Power is Love in the Devil’s Eyes

So I’m up on my podium gyrating my bits for the gawpers, when who do I see wriggling his way through the crowd? Mickey the fucking Fish.

Now I ain’t seen Mickey for a long spell, not since I used to prowl the docks. Never thought to see a Steader like him this far in, and especially not in a place as roasty toasty as Hell—no, not the one the ‘Calypsos keep ranting about on street corners; my Hell’s a club down on Five Below; tucked away tight under the ironwalks; crimson lights; ‘zik so loud it makes your ears bleed; heat turned up so far you sweat your own piss out; half full of gutter punks loading up on sleaze, half milords from the Towers, down here looking for a roll in the dirt.

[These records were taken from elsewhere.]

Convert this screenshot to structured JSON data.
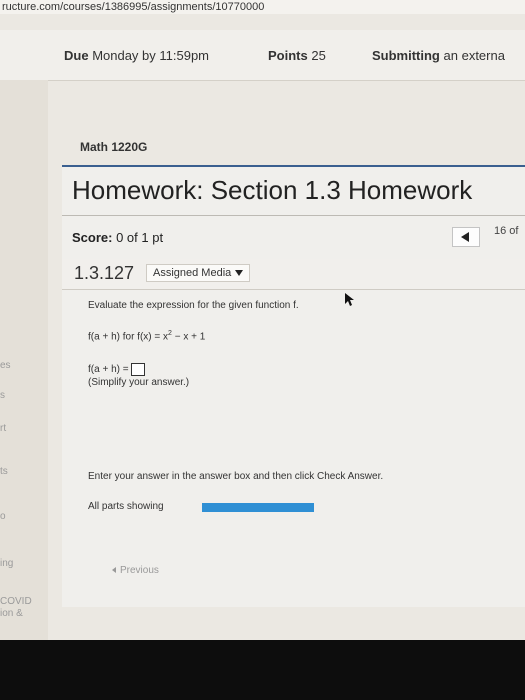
{
  "browser": {
    "url": "ructure.com/courses/1386995/assignments/10770000"
  },
  "assignment": {
    "due_label": "Due",
    "due_value": "Monday by 11:59pm",
    "points_label": "Points",
    "points_value": "25",
    "submitting_label": "Submitting",
    "submitting_value": "an externa"
  },
  "sidebar": {
    "items": [
      "es",
      "s",
      "rt",
      "ts",
      "o",
      "ing",
      "COVID",
      "ion &"
    ]
  },
  "course": {
    "name": "Math 1220G"
  },
  "homework": {
    "title": "Homework: Section 1.3 Homework",
    "score_label": "Score:",
    "score_value": "0 of 1 pt",
    "question_count": "16 of"
  },
  "question": {
    "number": "1.3.127",
    "media_label": "Assigned Media",
    "prompt": "Evaluate the expression for the given function f.",
    "expression_prefix": "f(a + h) for f(x) = x",
    "exponent": "2",
    "expression_suffix": " − x + 1",
    "answer_label": "f(a + h) =",
    "hint": "(Simplify your answer.)"
  },
  "footer": {
    "instruction": "Enter your answer in the answer box and then click Check Answer.",
    "parts_label": "All parts showing",
    "progress": 1.0,
    "previous_label": "Previous"
  },
  "colors": {
    "accent": "#3a5f8f",
    "progress": "#2f8fd4"
  },
  "icons": [
    "chevron-left-icon",
    "chevron-down-icon",
    "mouse-pointer-icon",
    "answer-input-box"
  ]
}
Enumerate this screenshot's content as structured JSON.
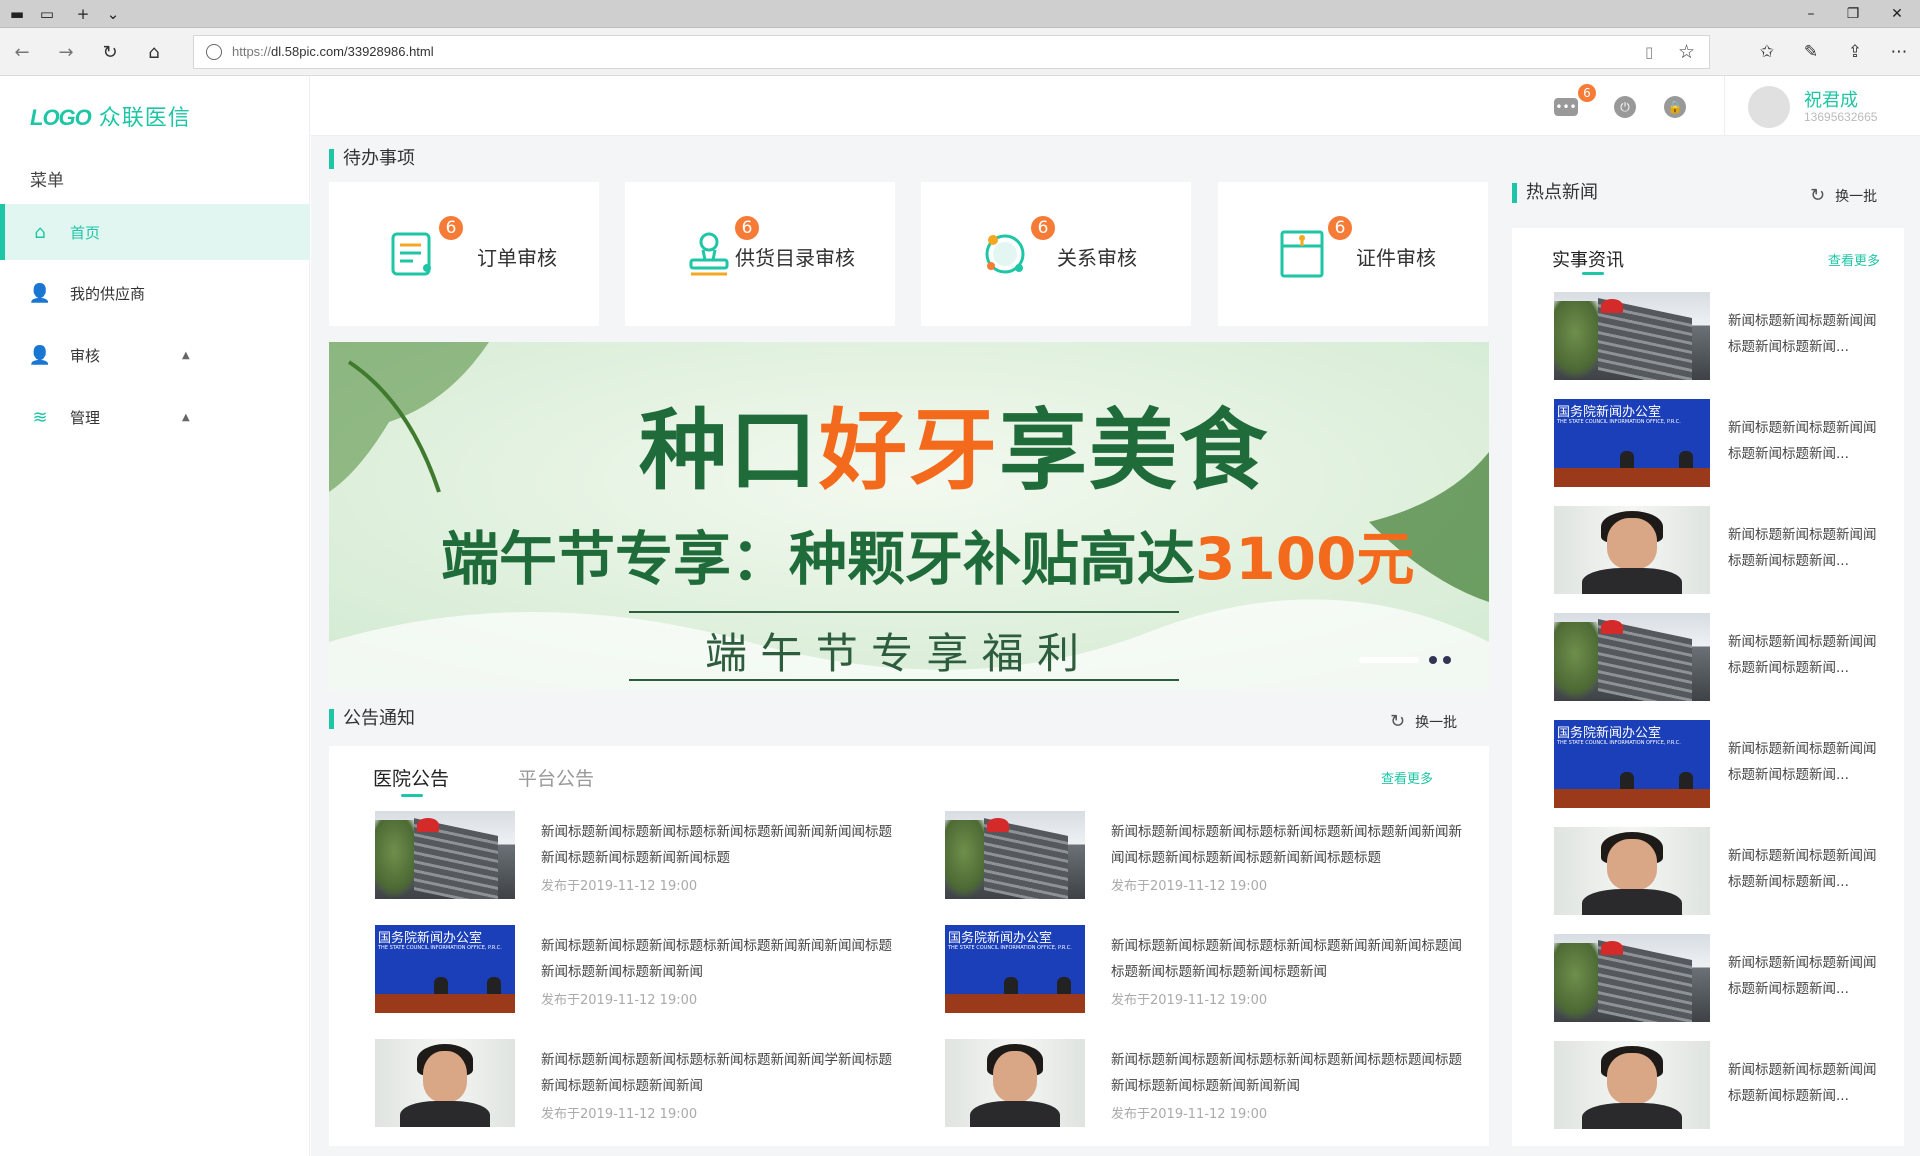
{
  "browser": {
    "url_prefix": "https://",
    "url_rest": "dl.58pic.com/33928986.html"
  },
  "app": {
    "logo_mark": "LOGO",
    "logo_name": "众联医信",
    "menu_title": "菜单"
  },
  "menu": [
    {
      "label": "首页",
      "icon": "home-icon"
    },
    {
      "label": "我的供应商",
      "icon": "supplier-icon"
    },
    {
      "label": "审核",
      "icon": "user-icon"
    },
    {
      "label": "管理",
      "icon": "layers-icon"
    }
  ],
  "topbar": {
    "msg_badge": "6",
    "user_name": "祝君成",
    "user_phone": "13695632665"
  },
  "todo": {
    "title": "待办事项",
    "cards": [
      {
        "label": "订单审核",
        "badge": "6"
      },
      {
        "label": "供货目录审核",
        "badge": "6"
      },
      {
        "label": "关系审核",
        "badge": "6"
      },
      {
        "label": "证件审核",
        "badge": "6"
      }
    ]
  },
  "banner": {
    "line1_a": "种口",
    "line1_b": "好牙",
    "line1_c": "享美食",
    "line2_a": "端午节专享：种颗牙补贴高达",
    "line2_b": "3100元",
    "line3": "端 午 节 专 享 福 利"
  },
  "notice": {
    "title": "公告通知",
    "refresh": "换一批",
    "tab_active": "医院公告",
    "tab_inactive": "平台公告",
    "more": "查看更多",
    "items": [
      {
        "text": "新闻标题新闻标题新闻标题标新闻标题新闻新闻新闻闻标题新闻标题新闻标题新闻新闻标题",
        "date": "发布于2019-11-12    19:00",
        "img": "huawei"
      },
      {
        "text": "新闻标题新闻标题新闻标题标新闻标题新闻标题新闻新闻新闻闻标题新闻标题新闻标题新闻新闻标题标题",
        "date": "发布于2019-11-12    19:00",
        "img": "huawei"
      },
      {
        "text": "新闻标题新闻标题新闻标题标新闻标题新闻新闻新闻闻标题新闻标题新闻标题新闻新闻",
        "date": "发布于2019-11-12    19:00",
        "img": "gov"
      },
      {
        "text": "新闻标题新闻标题新闻标题标新闻标题新闻新闻新闻标题闻标题新闻标题新闻标题新闻标题新闻",
        "date": "发布于2019-11-12    19:00",
        "img": "gov"
      },
      {
        "text": "新闻标题新闻标题新闻标题标新闻标题新闻新闻学新闻标题新闻标题新闻标题新闻新闻",
        "date": "发布于2019-11-12    19:00",
        "img": "person"
      },
      {
        "text": "新闻标题新闻标题新闻标题标新闻标题新闻标题标题闻标题新闻标题新闻标题新闻新闻新闻",
        "date": "发布于2019-11-12    19:00",
        "img": "person"
      }
    ]
  },
  "hot": {
    "title": "热点新闻",
    "refresh": "换一批",
    "tab": "实事资讯",
    "more": "查看更多",
    "items": [
      {
        "text": "新闻标题新闻标题新闻闻标题新闻标题新闻...",
        "img": "huawei"
      },
      {
        "text": "新闻标题新闻标题新闻闻标题新闻标题新闻...",
        "img": "gov"
      },
      {
        "text": "新闻标题新闻标题新闻闻标题新闻标题新闻...",
        "img": "person"
      },
      {
        "text": "新闻标题新闻标题新闻闻标题新闻标题新闻...",
        "img": "huawei"
      },
      {
        "text": "新闻标题新闻标题新闻闻标题新闻标题新闻...",
        "img": "gov"
      },
      {
        "text": "新闻标题新闻标题新闻闻标题新闻标题新闻...",
        "img": "person"
      },
      {
        "text": "新闻标题新闻标题新闻闻标题新闻标题新闻...",
        "img": "huawei"
      },
      {
        "text": "新闻标题新闻标题新闻闻标题新闻标题新闻...",
        "img": "person"
      }
    ]
  },
  "thumb_text": {
    "gov_title": "国务院新闻办公室",
    "gov_sub": "THE STATE COUNCIL INFORMATION OFFICE, P.R.C."
  },
  "colors": {
    "accent": "#1ec6a6",
    "badge": "#f57b36",
    "banner_orange": "#f46a1d",
    "banner_green": "#1f6b3a"
  }
}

—It ain’t a two-way street, wee jezzie.

That’s Sally Silklips, my old madam, whispering in my ear from the beyond. Always said it whenever I was going all dewy over some towerboy back in her bawdyhouse.

—It ain’t a two-way street. They can come down, but we can never go up.

I get it, Sally. I get it. Still, don’t mean I have to fucking like it, savvy?

But it ain’t just me that’s stropping tonight. From the way his gills are flapping like mad down the sides of his neck, Mickey’s got some nettles in his knickers, too.

Get your fingers in them gills, wee jezzie, Sally used to say, and you can work a fishboy like a puppet. He’ll be squirting his salty load in a blink.

But Mickey sure as fuck don’t look like he wants to squirt tonight. I catch his eye, and he slides over to me, red as a smacked arse.

“Hey, Stacey,” he shouts over the ‘zik.

I crouch down so we can hear each other. “Hey, Mickey. What you doing here?”

“I’m looking for that pretty-boy fuck boss of yours,” he says. “Know where I can find him?”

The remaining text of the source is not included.